Football Memories of Jingde (II)
Author: Zhu Anfeng. Originally published on QQ Zone on June 2, 2008.
When I moved into town for school, I was in the second year of junior high. It was a time when landline telephones and cable TV still felt fashionable. I did not truly fall in love with football then, but I did become inseparable from arcade games, which is how I later came to know good friends like Zhang Qipei. That is another story. My only football memory from that period was secretly watching Guizhou TV's broadcast of the 1995 FA Cup final at home, where Cantona scored the famous volley against Liverpool, and the man who took the corner was none other than Beckham.
By my third year of junior high, China's Jia-A league was flourishing, but our school still had no proper sports equipment, no PE pressure from entrance exams, and free-activity periods in which anything could happen. Some people dated, some played arcade games, some ran off to steal sweet potatoes on the hill, but football was still absent. Once in a while we would kick around a mineral-water bottle as if it were a football, and have a great time.
Those days passed lightly. We were young, simple, and happy, and each of us had our own dreams of the future: to charge through the world with a sword, or to wander with wine and quick justice, or to lose ourselves in romance and poetry. Yet football remained a martial world we had not stepped into.
In high school, we faced far less academic pressure than students do now. There were no pop-idol talent shows either, so we had no choice but to pour all the hormones of adolescence onto the sports field. Our class took up football late, and our basics were terrible. School resources were scarce, with only one football field for countless people. Worse still, there were also four basketball courts on the same ground, so on Saturday afternoons the whole place was chaos. If you were not paying attention while playing, another ball might fly in from nowhere, or some stranger might grab the football and start shooting hoops with it.
The photo below shows the old sports ground of Jingde Middle School, taken by me on May 6, 2001.

The funniest part was always the goalkeepers. Several teams shared the same goal on one side, so for a while one team's keeper would be in goal, then another team's keeper would come over and take over. It was hilarious. Back then we played like lunatics, often staying until the sun went down. The field would go from packed with people to only the few of us stubborn brothers left lying on the ground in giant spread-eagle shapes.
The juniors one year below us had started playing earlier, and they combined better too, with something of a golden-generation aura about them. I once joined one of their matches, and because my technique was still poor I had no choice but to play goalkeeper. Anyone who has played casual football knows that nobody wants to keep goal. It is basically the same as being a ball boy.

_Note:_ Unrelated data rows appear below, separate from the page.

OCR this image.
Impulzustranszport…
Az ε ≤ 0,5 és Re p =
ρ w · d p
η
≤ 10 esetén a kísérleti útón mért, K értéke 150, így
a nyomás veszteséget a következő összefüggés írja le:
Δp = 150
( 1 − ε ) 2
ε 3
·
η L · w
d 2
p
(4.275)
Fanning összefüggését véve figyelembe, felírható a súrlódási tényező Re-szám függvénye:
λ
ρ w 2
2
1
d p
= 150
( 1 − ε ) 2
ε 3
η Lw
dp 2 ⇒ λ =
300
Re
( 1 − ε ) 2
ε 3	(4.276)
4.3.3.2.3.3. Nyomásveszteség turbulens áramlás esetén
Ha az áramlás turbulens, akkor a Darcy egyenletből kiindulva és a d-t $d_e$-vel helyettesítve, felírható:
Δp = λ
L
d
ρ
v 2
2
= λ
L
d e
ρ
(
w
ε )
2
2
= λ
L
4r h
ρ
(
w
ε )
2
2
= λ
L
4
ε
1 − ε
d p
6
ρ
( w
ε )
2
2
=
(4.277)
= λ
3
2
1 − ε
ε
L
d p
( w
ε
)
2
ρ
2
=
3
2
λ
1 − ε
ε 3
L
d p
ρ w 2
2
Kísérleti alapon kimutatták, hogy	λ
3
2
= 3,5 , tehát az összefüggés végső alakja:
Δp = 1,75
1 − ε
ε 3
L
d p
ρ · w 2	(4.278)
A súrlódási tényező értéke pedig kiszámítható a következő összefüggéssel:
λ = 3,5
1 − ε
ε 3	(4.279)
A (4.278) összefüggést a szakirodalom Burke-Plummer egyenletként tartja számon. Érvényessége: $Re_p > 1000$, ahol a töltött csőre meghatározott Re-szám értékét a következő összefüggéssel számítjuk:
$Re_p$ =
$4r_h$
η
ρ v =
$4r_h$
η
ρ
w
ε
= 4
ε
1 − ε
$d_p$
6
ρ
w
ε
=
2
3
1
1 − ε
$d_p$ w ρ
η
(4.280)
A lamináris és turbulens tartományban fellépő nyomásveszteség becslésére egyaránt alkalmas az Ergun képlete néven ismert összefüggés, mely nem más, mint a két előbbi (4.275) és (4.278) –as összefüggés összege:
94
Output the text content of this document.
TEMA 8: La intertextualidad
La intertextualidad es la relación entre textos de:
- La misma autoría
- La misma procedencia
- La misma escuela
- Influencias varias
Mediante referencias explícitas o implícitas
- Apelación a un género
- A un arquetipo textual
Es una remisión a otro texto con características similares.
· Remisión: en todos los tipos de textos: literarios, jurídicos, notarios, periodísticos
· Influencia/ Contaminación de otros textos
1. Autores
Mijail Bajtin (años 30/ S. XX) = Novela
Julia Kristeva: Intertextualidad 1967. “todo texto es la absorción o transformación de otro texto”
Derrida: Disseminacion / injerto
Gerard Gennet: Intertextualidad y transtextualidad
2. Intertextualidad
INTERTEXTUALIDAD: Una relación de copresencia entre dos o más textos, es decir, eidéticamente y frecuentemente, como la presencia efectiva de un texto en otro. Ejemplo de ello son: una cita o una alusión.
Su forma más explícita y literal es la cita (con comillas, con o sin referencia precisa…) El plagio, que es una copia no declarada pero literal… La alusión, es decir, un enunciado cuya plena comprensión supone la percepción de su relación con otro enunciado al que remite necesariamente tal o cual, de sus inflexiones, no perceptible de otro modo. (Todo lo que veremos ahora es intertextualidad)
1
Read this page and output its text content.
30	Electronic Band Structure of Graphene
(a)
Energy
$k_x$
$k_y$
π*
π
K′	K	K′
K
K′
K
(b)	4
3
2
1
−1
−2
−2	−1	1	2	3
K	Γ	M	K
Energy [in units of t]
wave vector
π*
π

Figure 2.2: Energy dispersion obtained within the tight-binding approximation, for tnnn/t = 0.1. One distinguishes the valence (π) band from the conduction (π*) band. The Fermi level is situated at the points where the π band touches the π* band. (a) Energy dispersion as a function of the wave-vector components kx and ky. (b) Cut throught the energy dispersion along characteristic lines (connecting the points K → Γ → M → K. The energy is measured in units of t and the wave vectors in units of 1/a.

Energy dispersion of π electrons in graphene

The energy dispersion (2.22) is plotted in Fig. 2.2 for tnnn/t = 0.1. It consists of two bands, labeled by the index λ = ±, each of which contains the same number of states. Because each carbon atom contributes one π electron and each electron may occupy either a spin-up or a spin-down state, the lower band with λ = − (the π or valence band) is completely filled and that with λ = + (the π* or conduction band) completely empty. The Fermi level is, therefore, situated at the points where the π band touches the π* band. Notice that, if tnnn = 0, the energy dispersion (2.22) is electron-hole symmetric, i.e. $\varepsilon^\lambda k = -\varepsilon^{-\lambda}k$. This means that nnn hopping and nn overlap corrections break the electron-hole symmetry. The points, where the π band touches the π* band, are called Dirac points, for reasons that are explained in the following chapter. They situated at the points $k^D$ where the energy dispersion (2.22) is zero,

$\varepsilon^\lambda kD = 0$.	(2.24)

Naturally I was not willing to accept that, so I practiced hard every day. In football, the way you strike the ball often tells people what kind of player you are. As for me, I never liked dribbling much; I cared more about passing technique, movement, and placement. So when I was alone I loved practicing my kicking. There had once been a row of flat classroom buildings beside the field, and one of them had a sheet-metal door that was exactly the target size I liked. Even though I was otherwise a pretty obedient student, in the name of football improvement I had to become a violent man. At the beginning my kicking was awful, and the windows nearby suffered badly. On several occasions the ball curved over the roof and smashed the second-floor glass of the building behind it. Even Beckham would not have matched that trajectory. My improvement owed a great deal to that iron door and those broken windows. Sadly, both the field and the classrooms that held our sweat and friendship have been demolished. Nearly ten years later, whenever I pass the old place, I still think of shooting at that iron door in the dusk, and its echoes still ring in my ears.
Because my skills improved so quickly, by the second half of senior two I had already become one of the better football players in my class.